A sort of sigh broke from his lips, as though he felt content. I do not think it was because he found his foe a worthy one. I do not think he considered me either as his foe or his friend or his patient. He was simply about to do something which would test his own nerve, his own resources, something which, if successful, would allow him to approve his own belief in himself. I say that this was merely sport for him. I knew he would not turn his hand to save my life; but also I knew that he would not cost it if that could be avoided, for that would mean disappointment to himself. What he did he did well. I said then to myself that I would pay him if he brought me through—pay him in some way.
Presently I heard them on the sand again, and I saw him come again and bend over me. All the instruments they could find had been a razor and a keen penknife; and all they could secure to staunch the blood was some water, nearly boiling. For forceps Orme had a pair of bullet molds, and these he cleansed as best he could by dipping them into the hot water.
“Cowles,” he said, in a matter-of-fact voice, “I’m going after it. But now I tell you one thing frankly, it’s life or death, and if you move your head it may mean death at once. That iron’s lying against the big carotid artery. If it hasn’t broken the artery wall, there’s a ghost of a chance we can get it out safely, in which case you would probably pull through. I’ve got to open the neck and reach in. I’ll do it as fast as I can. Now, I’m not going to think of you, and, gad!—if you can help it—please don’t think of me.”
Ellen Meriwether had not spoken.
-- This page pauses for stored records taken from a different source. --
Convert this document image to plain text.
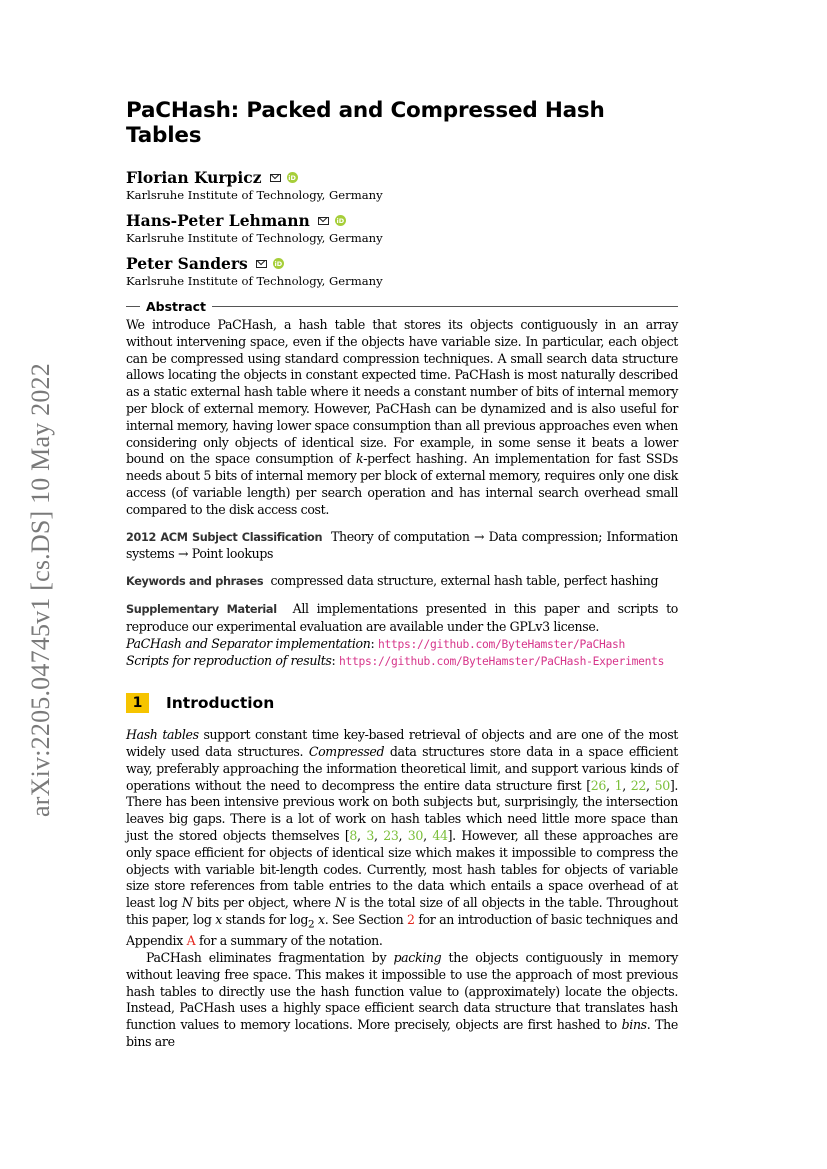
arXiv:2205.04745v1 [cs.DS] 10 May 2022
PaCHash: Packed and Compressed Hash Tables
Florian Kurpicz	iD
Karlsruhe Institute of Technology, Germany
Hans-Peter Lehmann	iD
Karlsruhe Institute of Technology, Germany
Peter Sanders	iD
Karlsruhe Institute of Technology, Germany
Abstract

We introduce PaCHash, a hash table that stores its objects contiguously in an array without intervening space, even if the objects have variable size. In particular, each object can be compressed using standard compression techniques. A small search data structure allows locating the objects in constant expected time. PaCHash is most naturally described as a static external hash table where it needs a constant number of bits of internal memory per block of external memory. However, PaCHash can be dynamized and is also useful for internal memory, having lower space consumption than all previous approaches even when considering only objects of identical size. For example, in some sense it beats a lower bound on the space consumption of k-perfect hashing. An implementation for fast SSDs needs about 5 bits of internal memory per block of external memory, requires only one disk access (of variable length) per search operation and has internal search overhead small compared to the disk access cost.

2012 ACM Subject Classification Theory of computation → Data compression; Information systems → Point lookups

Keywords and phrases compressed data structure, external hash table, perfect hashing

Supplementary Material All implementations presented in this paper and scripts to reproduce our experimental evaluation are available under the GPLv3 license.
PaCHash and Separator implementation: https://github.com/ByteHamster/PaCHash
Scripts for reproduction of results: https://github.com/ByteHamster/PaCHash-Experiments

1	Introduction

Hash tables support constant time key-based retrieval of objects and are one of the most widely used data structures. Compressed data structures store data in a space efficient way, preferably approaching the information theoretical limit, and support various kinds of operations without the need to decompress the entire data structure first [26, 1, 22, 50]. There has been intensive previous work on both subjects but, surprisingly, the intersection leaves big gaps. There is a lot of work on hash tables which need little more space than just the stored objects themselves [8, 3, 23, 30, 44]. However, all these approaches are only space efficient for objects of identical size which makes it impossible to compress the objects with variable bit-length codes. Currently, most hash tables for objects of variable size store references from table entries to the data which entails a space overhead of at least log N bits per object, where N is the total size of all objects in the table. Throughout this paper, log x stands for $\log_2 x$. See Section 2 for an introduction of basic techniques and Appendix A for a summary of the notation.

PaCHash eliminates fragmentation by packing the objects contiguously in memory without leaving free space. This makes it impossible to use the approach of most previous hash tables to directly use the hash function value to (approximately) locate the objects. Instead, PaCHash uses a highly space efficient search data structure that translates hash function values to memory locations. More precisely, objects are first hashed to bins. The bins are
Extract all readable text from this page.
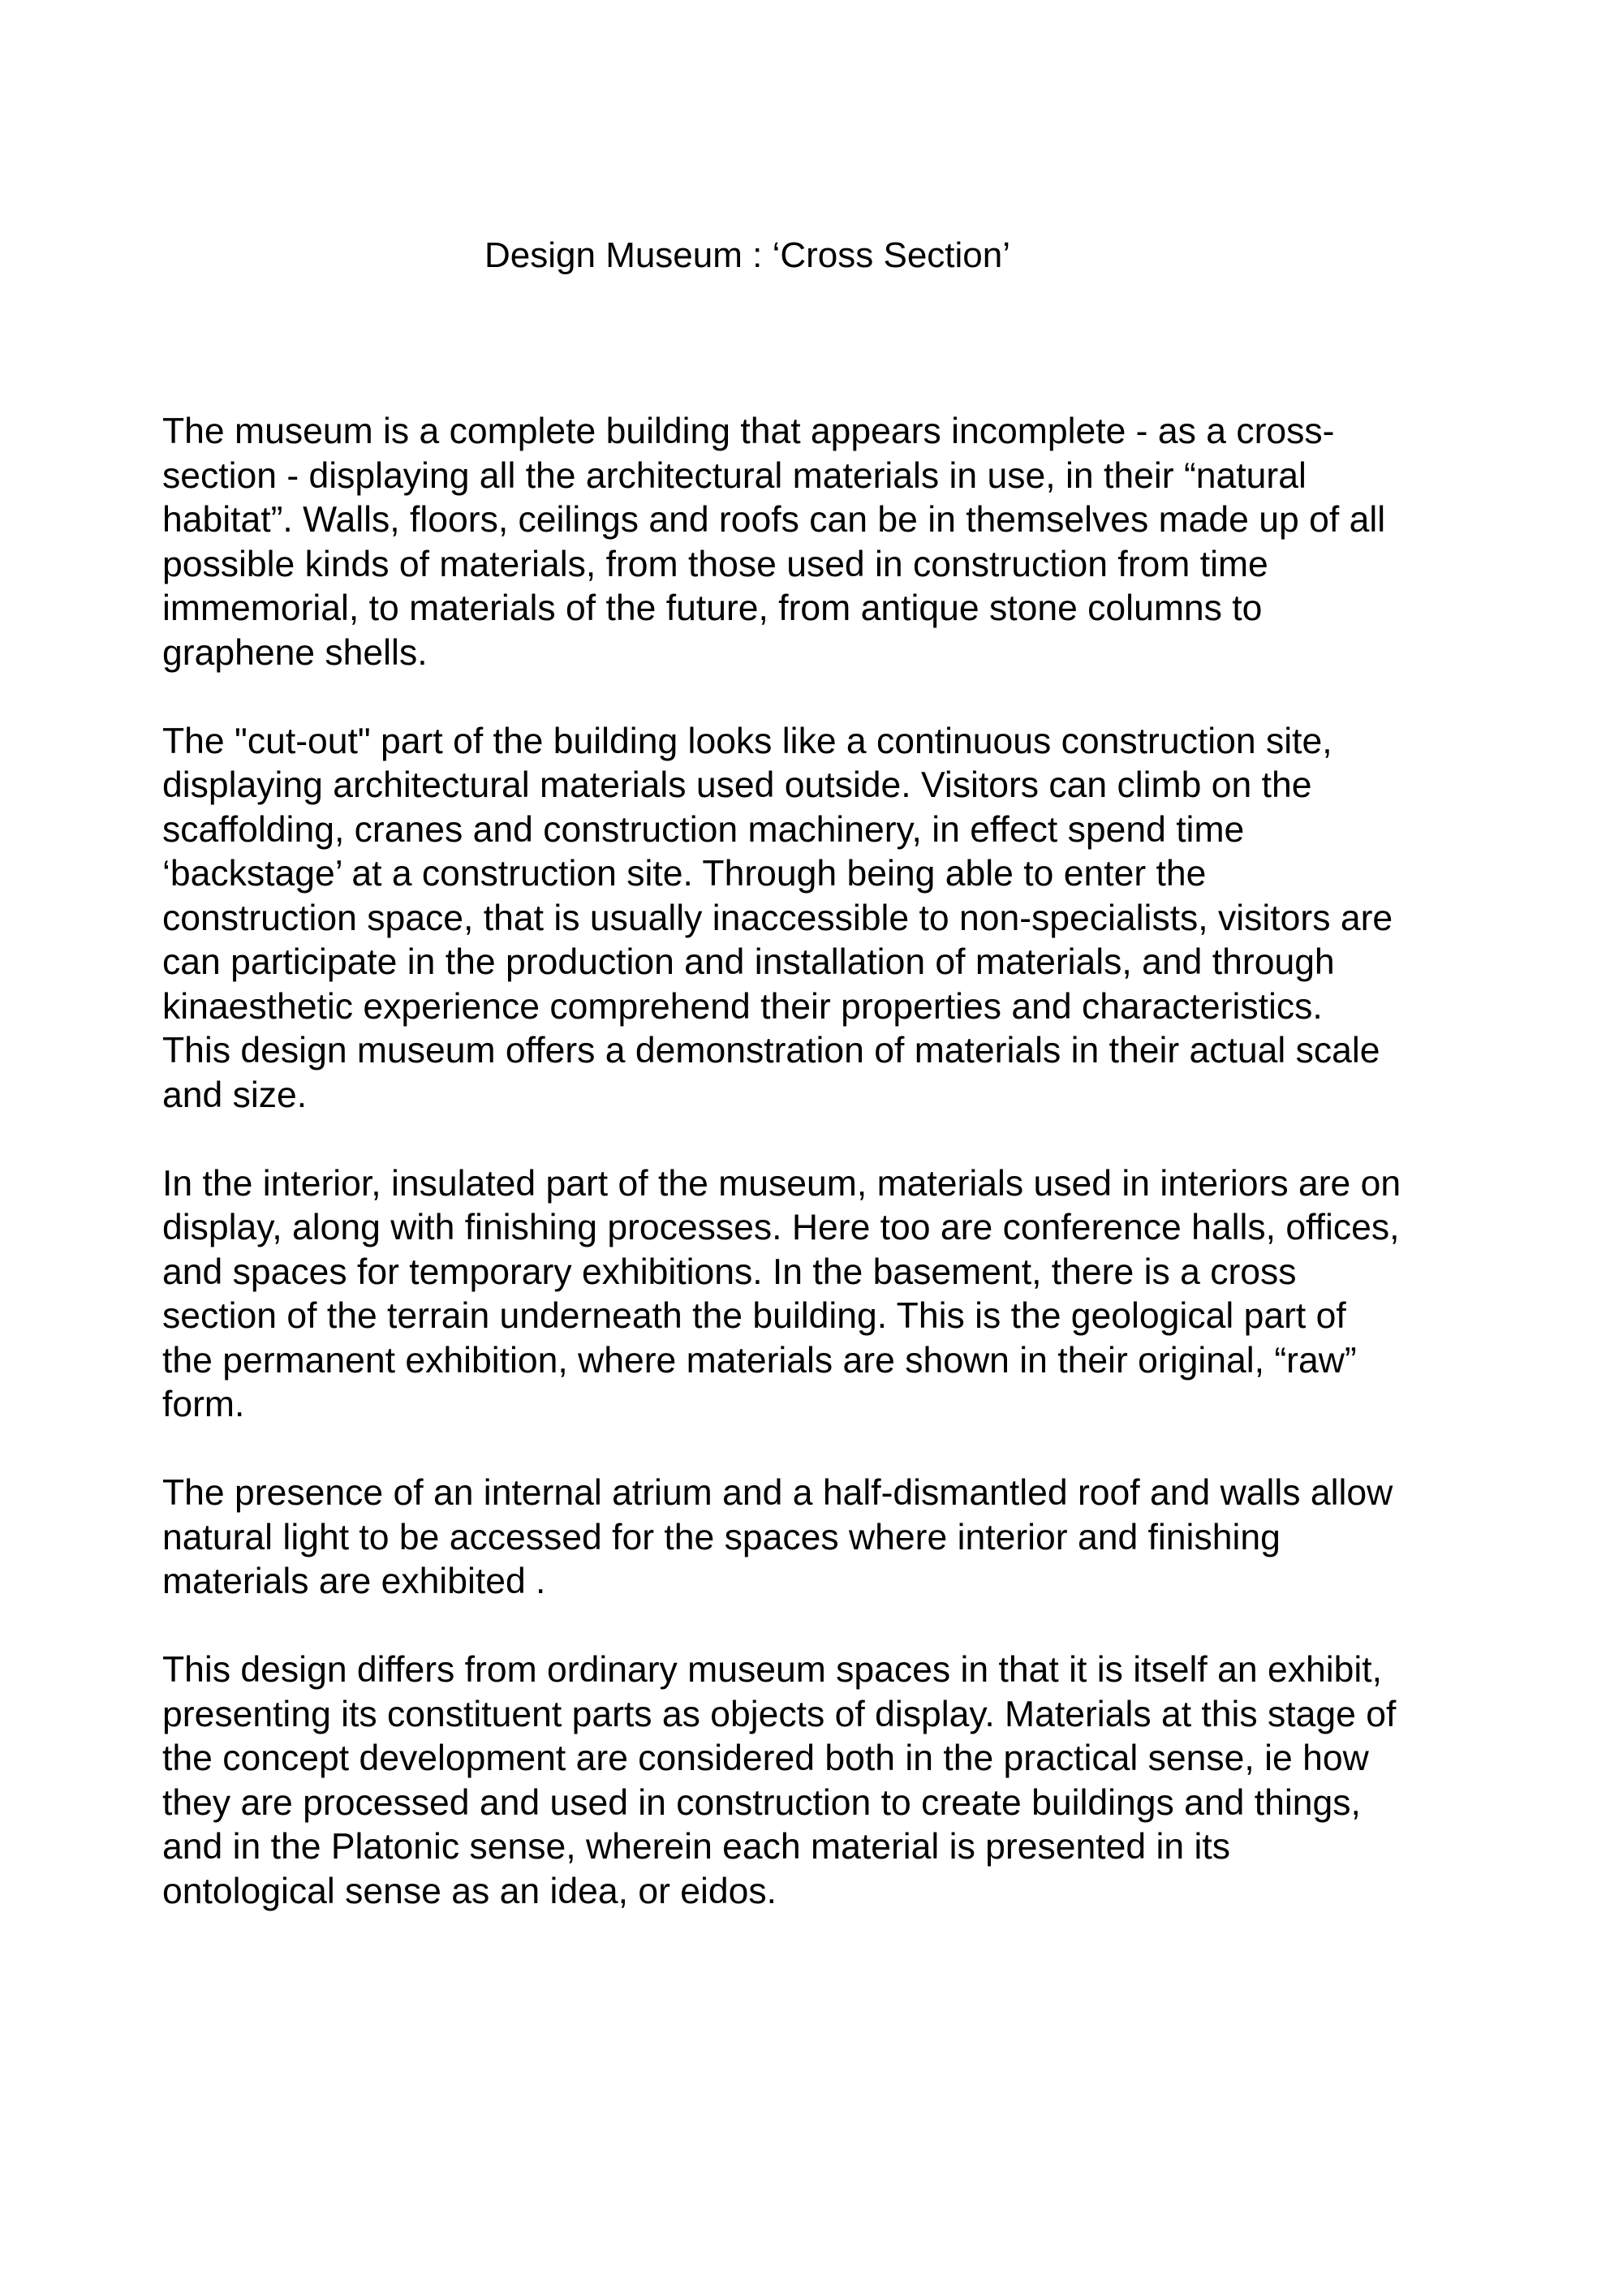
Design Museum : ‘Cross Section’
The museum is a complete building that appears incomplete - as a cross-
section - displaying all the architectural materials in use, in their “natural
habitat”. Walls, floors, ceilings and roofs can be in themselves made up of all
possible kinds of materials, from those used in construction from time
immemorial, to materials of the future, from antique stone columns to
graphene shells.
The "cut-out" part of the building looks like a continuous construction site,
displaying architectural materials used outside. Visitors can climb on the
scaffolding, cranes and construction machinery, in effect spend time
‘backstage’ at a construction site. Through being able to enter the
construction space, that is usually inaccessible to non-specialists, visitors are
can participate in the production and installation of materials, and through
kinaesthetic experience comprehend their properties and characteristics.
This design museum offers a demonstration of materials in their actual scale
and size.
In the interior, insulated part of the museum, materials used in interiors are on
display, along with finishing processes. Here too are conference halls, offices,
and spaces for temporary exhibitions. In the basement, there is a cross
section of the terrain underneath the building. This is the geological part of
the permanent exhibition, where materials are shown in their original, “raw”
form.
The presence of an internal atrium and a half-dismantled roof and walls allow
natural light to be accessed for the spaces where interior and finishing
materials are exhibited .
This design differs from ordinary museum spaces in that it is itself an exhibit,
presenting its constituent parts as objects of display. Materials at this stage of
the concept development are considered both in the practical sense, ie how
they are processed and used in construction to create buildings and things,
and in the Platonic sense, wherein each material is presented in its
ontological sense as an idea, or eidos.
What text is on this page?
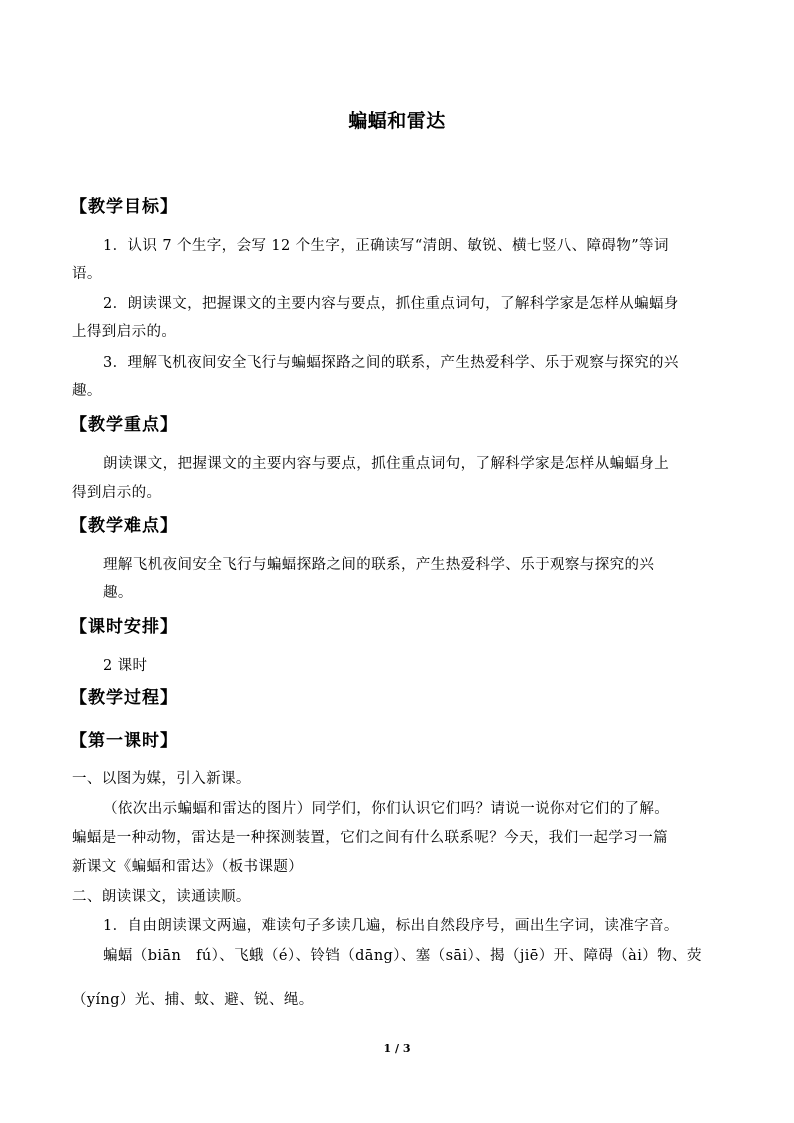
蝙蝠和雷达
【教学目标】
1．认识 7 个生字，会写 12 个生字，正确读写“清朗、敏锐、横七竖八、障碍物”等词
语。
2．朗读课文，把握课文的主要内容与要点，抓住重点词句，了解科学家是怎样从蝙蝠身
上得到启示的。
3．理解飞机夜间安全飞行与蝙蝠探路之间的联系，产生热爱科学、乐于观察与探究的兴
趣。
【教学重点】
朗读课文，把握课文的主要内容与要点，抓住重点词句，了解科学家是怎样从蝙蝠身上
得到启示的。
【教学难点】
理解飞机夜间安全飞行与蝙蝠探路之间的联系，产生热爱科学、乐于观察与探究的兴
趣。
【课时安排】
2 课时
【教学过程】
【第一课时】
一、以图为媒，引入新课。
（依次出示蝙蝠和雷达的图片）同学们，你们认识它们吗？请说一说你对它们的了解。
蝙蝠是一种动物，雷达是一种探测装置，它们之间有什么联系呢？今天，我们一起学习一篇
新课文《蝙蝠和雷达》（板书课题）
二、朗读课文，读通读顺。
1．自由朗读课文两遍，难读句子多读几遍，标出自然段序号，画出生字词，读准字音。
蝙蝠（biān　fú）、飞蛾（é）、铃铛（dāng）、塞（sāi）、揭（jiē）开、障碍（ài）物、荧
（yíng）光、捕、蚊、避、锐、绳。
1 / 3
She still held my head in her lap.
“Are you game—can you do this, Miss Meriwether?” I heard Orme ask. She made no answer that I could hear, but must have nodded. I felt her hands press my head more tightly. I turned my face down and kissed her hand. “I will not move,” I said.
I saw Orme’s slender, naked wrist pass to my face and gently turn me into the position desired, with my face down and a little at one side, resting in her lap above her knees. Her skirt was already wet with the blood of the wound, and where my head lay it was damp with blood. Belknap took my hands and pulled them above my head, squatting beyond me. Between Orme’s legs as he stooped I could see the dead body of a mule, I remember, and back of that the blue sky I and the sand dunes. Unknown to her, I kissed the hem of her garment; and then I said a short appeal to the Mystery.
I felt the entrance of the knife or razor blade, felt keenly the pain when the edge lifted and stretched the skin tight before the tough hide of my neck parted smoothly in a long line. Then I felt something warm settle under my cheek as I lay, and I felt a low shiver, whether of my body or that of the girl who held me I could not tell; but her hands were steady. I felt about me an infinite kindness and carefulness and pitying—oh, then I learned that life, after all, is not wholly war—that there is such a thing as fellow-suffering and loving kindness and a wish to aid others to survive in this hard fight of living; I knew that very well. But I did not gain it from the touch of my surgeon’s hands.